La necessità di far ripartire il Progetto Sirena

Nel luglio 2014, un fregio di un palazzo della Galleria Umberto di Napoli si staccò, uccidendo un ragazzo di 14 anni. Pochi giorni dopo, calcinacci piovvero anche dalla Galleria Principe di Napoli.

A cinque anni di distanza, il 16 aprile 2019, un pezzo di un altro stabile, sempre nel centro storico, cadendo ferisce un turista tedesco di 17 anni, per fortuna senza letali conseguenze.

Dopo soli due mesi, sabato 8 giugno 2019, in un weekend affollatissimo di turisti, un commerciante nonché padre di famiglia muore sul colpo, travolto da un cornicione mentre era sull’uscio della sua bottega di via Duomo: una morte orribile.

Si dirà che la gestione dei palazzi privati non è competenza del Comune di Napoli.

Ebbene, non è proprio così.

Infatti, nel 2002 la giunta comunale guidata da Rosa Russo Iervolino, lanciò un’innovativa società in sinergia fra pubblico e privato: il progetto Si.Re.Na., che nei soli primi quattro anni d’attività ha contribuito a recuperare 20.000 palazzi della città. Ventimila: non so se si rende bene l’idea della numerica immensa, che grazie all’immissione di fondi pubblici ha permesso l’instaurarsi di un circolo virtuoso, in cui stabili privati venivano messi in sicurezza e l’edilizia, invece di puntare su nuove edificazioni e sul consumo di suolo, si concentrava sul recupero dell’esistente, dando lavoro a tantissime maestranze.

QUI è disponibile un report dettagliato del progetto e degli stabili ristrutturati al 2006: ben 15 anni prima di concetti come open data, il Comune a guida Iervolino metteva a disposizione di tutti i cittadini un resoconto affidabile e chiaro di quanto fatto. Neanche oggi, nell’epoca dei social che tutto controllano, vi è una chiarezza simile da parte di Palazzo San Giacomo.

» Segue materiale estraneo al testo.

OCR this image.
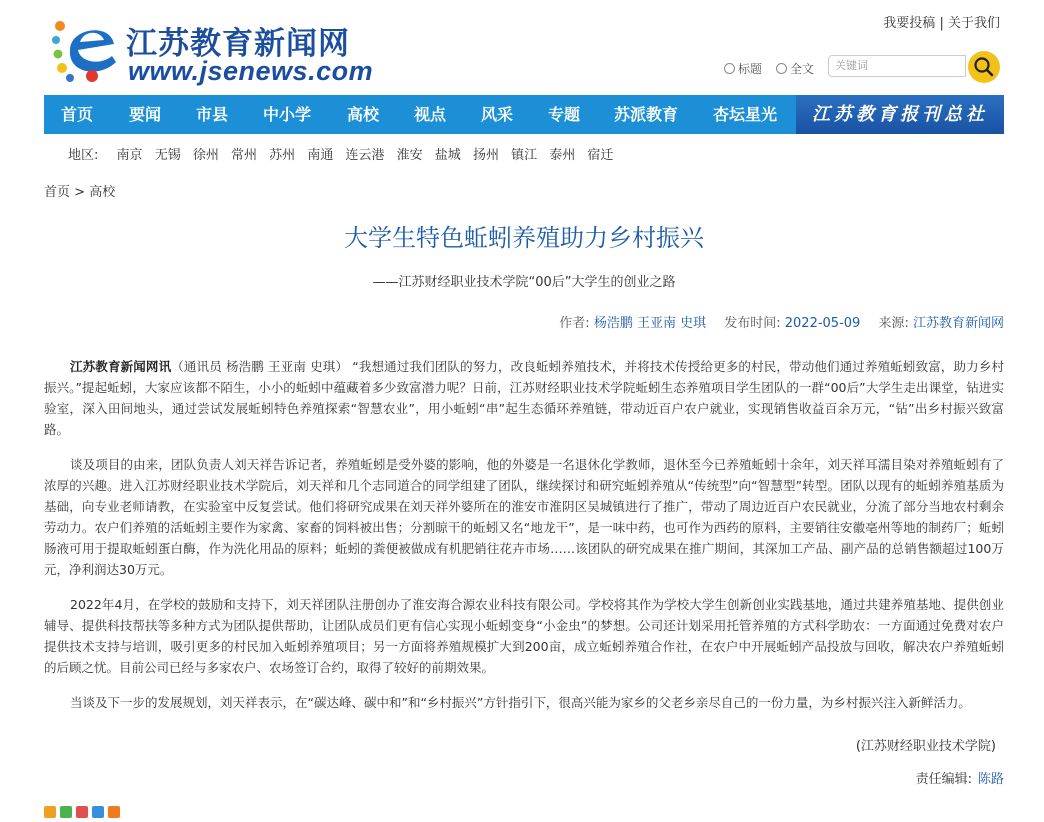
江苏教育新闻网
www.jsenews.com
我要投稿 | 关于我们
标题	全文	关键词
首页 要闻 市县 中小学 高校 视点 风采 专题 苏派教育 杏坛星光	江苏教育报刊总社
地区: 南京 无锡 徐州 常州 苏州 南通 连云港 淮安 盐城 扬州 镇江 泰州 宿迁
首页 > 高校
大学生特色蚯蚓养殖助力乡村振兴
——江苏财经职业技术学院“00后”大学生的创业之路
作者: 杨浩鹏 王亚南 史琪 发布时间: 2022-05-09 来源: 江苏教育新闻网

江苏教育新闻网讯（通讯员 杨浩鹏 王亚南 史琪） “我想通过我们团队的努力，改良蚯蚓养殖技术，并将技术传授给更多的村民，带动他们通过养殖蚯蚓致富，助力乡村振兴。”提起蚯蚓，大家应该都不陌生，小小的蚯蚓中蕴藏着多少致富潜力呢？日前，江苏财经职业技术学院蚯蚓生态养殖项目学生团队的一群“00后”大学生走出课堂，钻进实验室，深入田间地头，通过尝试发展蚯蚓特色养殖探索“智慧农业”，用小蚯蚓“串”起生态循环养殖链，带动近百户农户就业，实现销售收益百余万元，“钻”出乡村振兴致富路。

谈及项目的由来，团队负责人刘天祥告诉记者，养殖蚯蚓是受外婆的影响，他的外婆是一名退休化学教师，退休至今已养殖蚯蚓十余年，刘天祥耳濡目染对养殖蚯蚓有了浓厚的兴趣。进入江苏财经职业技术学院后，刘天祥和几个志同道合的同学组建了团队，继续探讨和研究蚯蚓养殖从“传统型”向“智慧型”转型。团队以现有的蚯蚓养殖基质为基础，向专业老师请教，在实验室中反复尝试。他们将研究成果在刘天祥外婆所在的淮安市淮阴区吴城镇进行了推广，带动了周边近百户农民就业，分流了部分当地农村剩余劳动力。农户们养殖的活蚯蚓主要作为家禽、家畜的饲料被出售；分割晾干的蚯蚓又名“地龙干”，是一味中药，也可作为西药的原料，主要销往安徽亳州等地的制药厂；蚯蚓肠液可用于提取蚯蚓蛋白酶，作为洗化用品的原料；蚯蚓的粪便被做成有机肥销往花卉市场……该团队的研究成果在推广期间，其深加工产品、副产品的总销售额超过100万元，净利润达30万元。

2022年4月，在学校的鼓励和支持下，刘天祥团队注册创办了淮安海合源农业科技有限公司。学校将其作为学校大学生创新创业实践基地，通过共建养殖基地、提供创业辅导、提供科技帮扶等多种方式为团队提供帮助，让团队成员们更有信心实现小蚯蚓变身“小金虫”的梦想。公司还计划采用托管养殖的方式科学助农：一方面通过免费对农户提供技术支持与培训，吸引更多的村民加入蚯蚓养殖项目；另一方面将养殖规模扩大到200亩，成立蚯蚓养殖合作社，在农户中开展蚯蚓产品投放与回收，解决农户养殖蚯蚓的后顾之忧。目前公司已经与多家农户、农场签订合约，取得了较好的前期效果。

当谈及下一步的发展规划，刘天祥表示，在“碳达峰、碳中和”和“乡村振兴”方针指引下，很高兴能为家乡的父老乡亲尽自己的一份力量，为乡村振兴注入新鲜活力。

(江苏财经职业技术学院)
责任编辑: 陈路
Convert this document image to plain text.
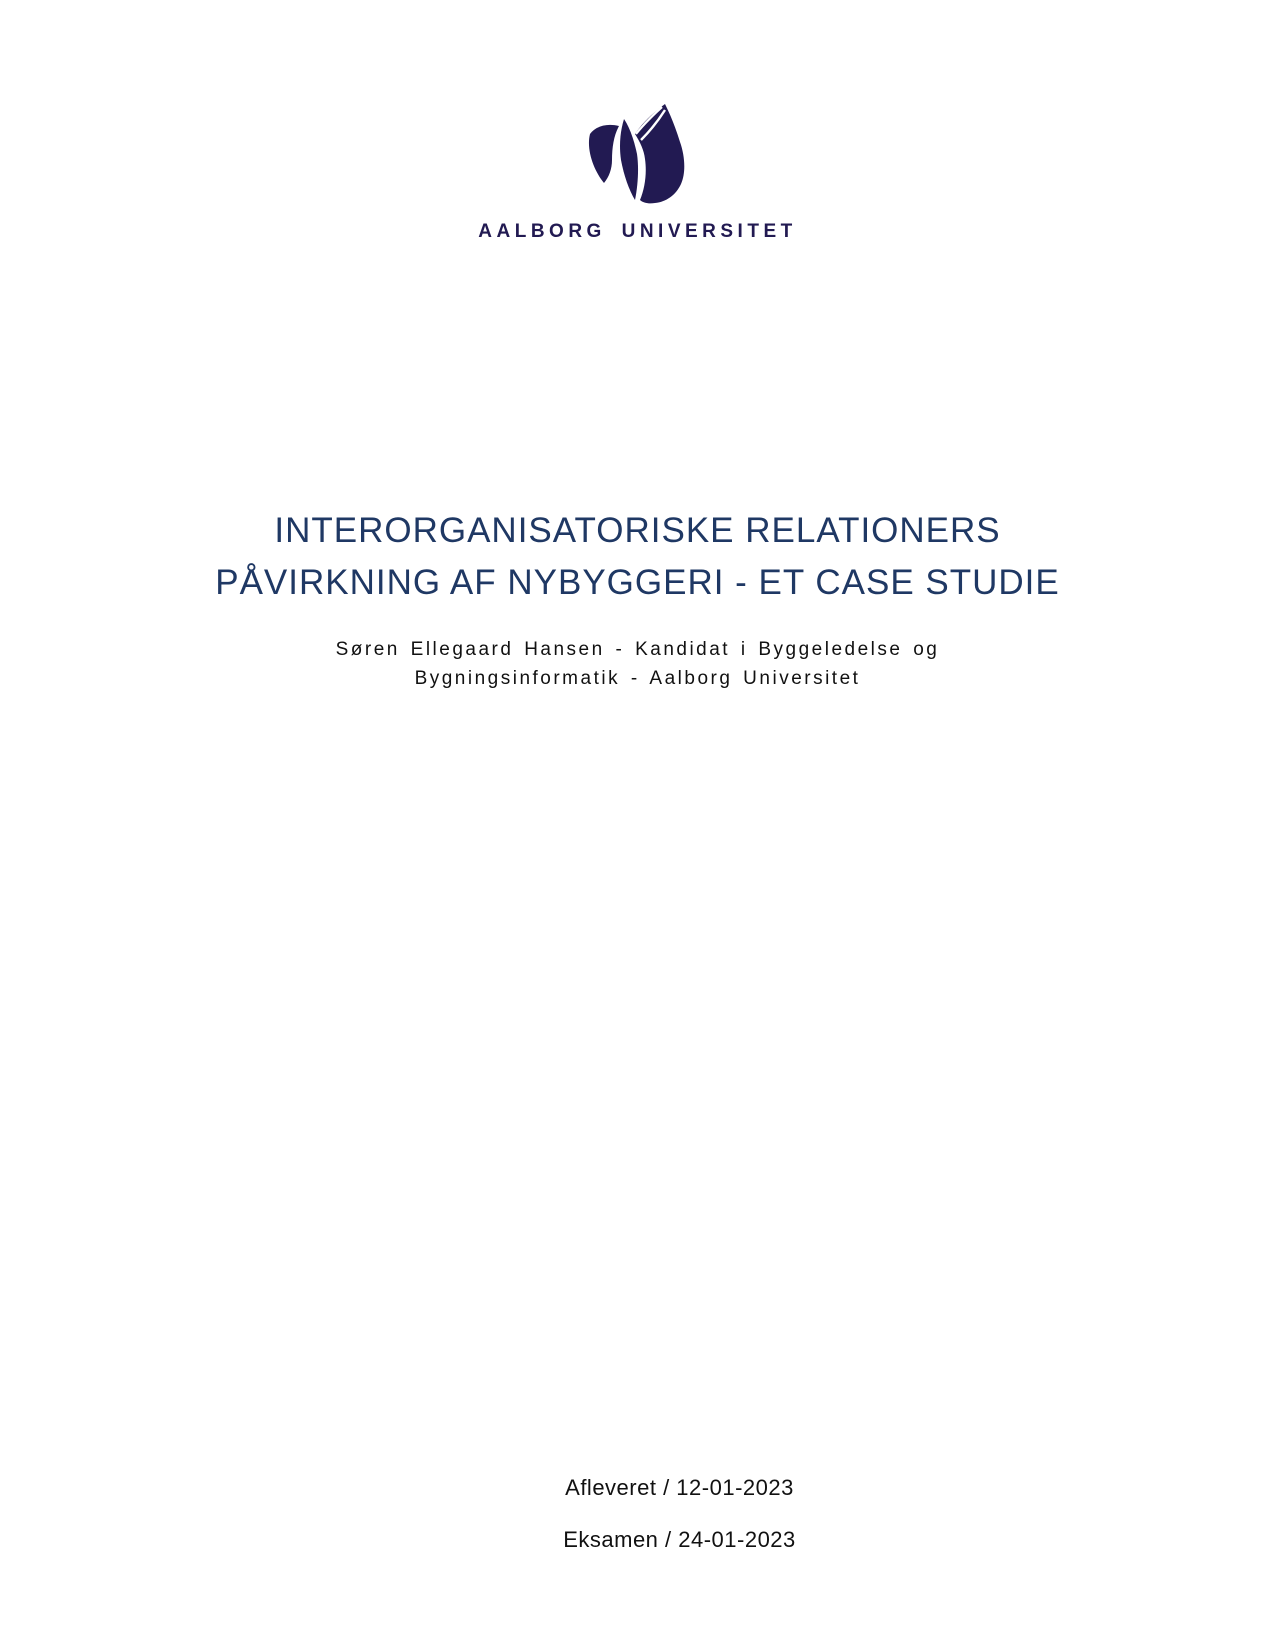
AALBORG UNIVERSITET

INTERORGANISATORISKE RELATIONERS
PÅVIRKNING AF NYBYGGERI - ET CASE STUDIE

Søren Ellegaard Hansen - Kandidat i Byggeledelse og
Bygningsinformatik - Aalborg Universitet

Afleveret / 12-01-2023

Eksamen / 24-01-2023
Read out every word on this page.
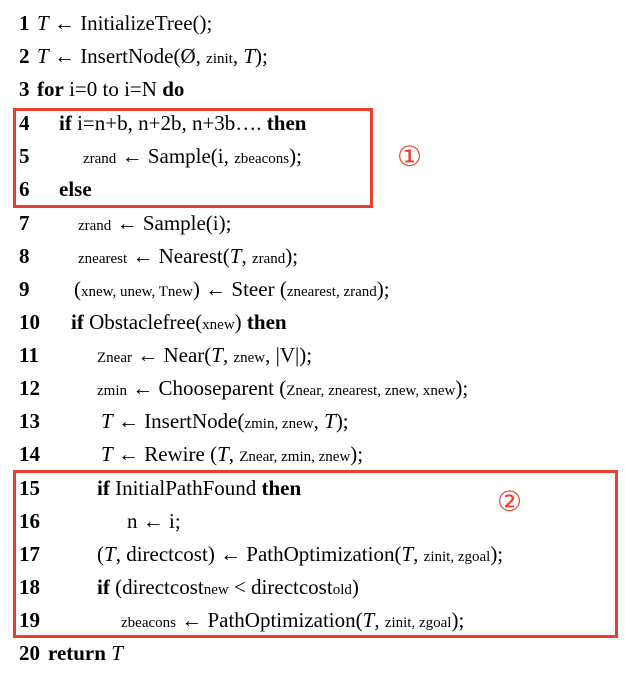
1 T ← InitializeTree();
2 T ← InsertNode(Ø, zinit, T);
3 for i=0 to i=N do
4 if i=n+b, n+2b, n+3b…. then
5	zrand ← Sample(i, zbeacons);
6 else
7	zrand ← Sample(i);
8	znearest ← Nearest(T, zrand);
9 (xnew, unew, Tnew) ← Steer (znearest, zrand);
10 if Obstaclefree(xnew) then
11	Znear ← Near(T, znew, |V|);
12	zmin ← Chooseparent (Znear, znearest, znew, xnew);
13	T ← InsertNode(zmin, znew, T);
14	T ← Rewire (T, Znear, zmin, znew);
15	if InitialPathFound then
16	n ← i;
17	(T, directcost) ← PathOptimization(T, zinit, zgoal);
18	if (directcostnew < directcostold)
19	zbeacons ← PathOptimization(T, zinit, zgoal);
20 return T
①
②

Ad ogni modo, se a 15 anni di distanza il panorama dei palazzi napoletani non è del tutto simile a quelli abbandonati di tante città d’Italia, soprattutto quelle del Meridione con reddito pro capite più basso, si deve al coraggio di quella fondamentale iniziativa di prevenzione.

Andate per strada a Palermo, o a Reggio Calabria, o a Bari: alzate gli occhi, e notate la differenza con molte zone di Napoli. Il progetto Si.Re.Na. fu un’operazione geniale quanto faraonica che ha consegnato alle generazioni future una città più bella.

Eppure, il tempo passa, i fattori ambientali così come quelli socioeconomici influiscono sulla manutenzione del patrimonio immobiliare. La crisi ha eroso la classe media, impoverito i ceti più popolari, con la conseguenza che si spende di meno per le ristrutturazioni. Poi, i cambiamenti climatici, ora più che mai, ci portano il conto di fenomeni metereologici sempre più violenti, con venti sempre più forti, piogge sempre più intense, calore sempre più soffocante: tutti elementi che portano ad un’usura più rapida delle facciate e degli elementi murari degli stabili.

Sarebbe dunque necessario ipotizzare un “ritorno al futuro“, ricominciare con il preoccuparsi del recupero dei palazzi, immettendo liquidità nel sistema. E’ necessario far ripartire Si.Re.Na. senza esitare un attimo, ovviamente aggiornandolo ai tempi che corrono.

Anche questo è “farsi amministrazione” della città, perché in ultima analisi il Sindaco è responsabile della salute dei propri cittadini, affinché nessuno più muoia per caso, in un assolato weekend d’inizio estate, lasciando una famiglia distrutta.